Santiago Calatrava in a newspaperSeptember 22, 2023

Hispanic Heritage Month (HHM) takes place September 15 to October 15 every year as a time to recognize and celebrate the many contributions, diverse cultures, and extensive histories of the American Latino community. This week, we’re featuring the remarkable work performed by Santiago Calatrava Valls.

Santiago Calatrava Valls (Born July 28, 1951), is a Spanish architect, structural engineer, sculptor and painter, known for his bridges supported by single leaning pylons, his railway stations, stadiums, and museums, whose sculptural forms often resemble living organisms. His best-known works include the Olympic Sports Complex of Athens, the Milwaukee Art Museum, the Turning Torso tower in Malmö, Sweden, the World Trade Center Transportation Hub in New York City, the Auditorio de Tenerife in Santa Cruz de Tenerife, the Margaret Hunt Hill Bridge in Dallas, Texas, and his largest project, the City of Arts and Sciences and Opera House in his birthplace, Valencia.

At the beginning of the 1990’s, Calatrava built several remarkable railway stations and bridges, but broadened his portfolio by designing a wider range of structures, including a Canadian shopping center, a new passenger terminal for Bilbao airport, and his first building in the United States, the new structure of the Milwaukee Art Museum.

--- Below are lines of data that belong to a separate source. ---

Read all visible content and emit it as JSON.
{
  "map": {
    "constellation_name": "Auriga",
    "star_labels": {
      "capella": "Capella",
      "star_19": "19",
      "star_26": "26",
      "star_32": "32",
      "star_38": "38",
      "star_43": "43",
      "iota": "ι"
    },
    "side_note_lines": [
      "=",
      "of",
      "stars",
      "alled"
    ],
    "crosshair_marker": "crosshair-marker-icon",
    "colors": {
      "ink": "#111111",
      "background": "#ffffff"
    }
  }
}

In 1992, he completed one of his most picturesque and sculptural works, the Montjuïc Communications Tower in Barcelona (1989–92), a 446 ft-high graceful concrete spire designed for the site of the 1992 Olympics.

When Santiago was questioned about is passion and drive working in his field, he commented, “I was determined to put to one side all that I had learned in architecture school, and to learn to draw and think like an engineer. I was fascinated by the concept of gravity and convinced that it was necessary to begin work with simple forms. Calatrava explained that he was particularly influenced by the work of the early 20th century Swiss engineer Robert Maillart (1872–1940), which taught him that, with an adequate combination of force and mass, you can create emotion.”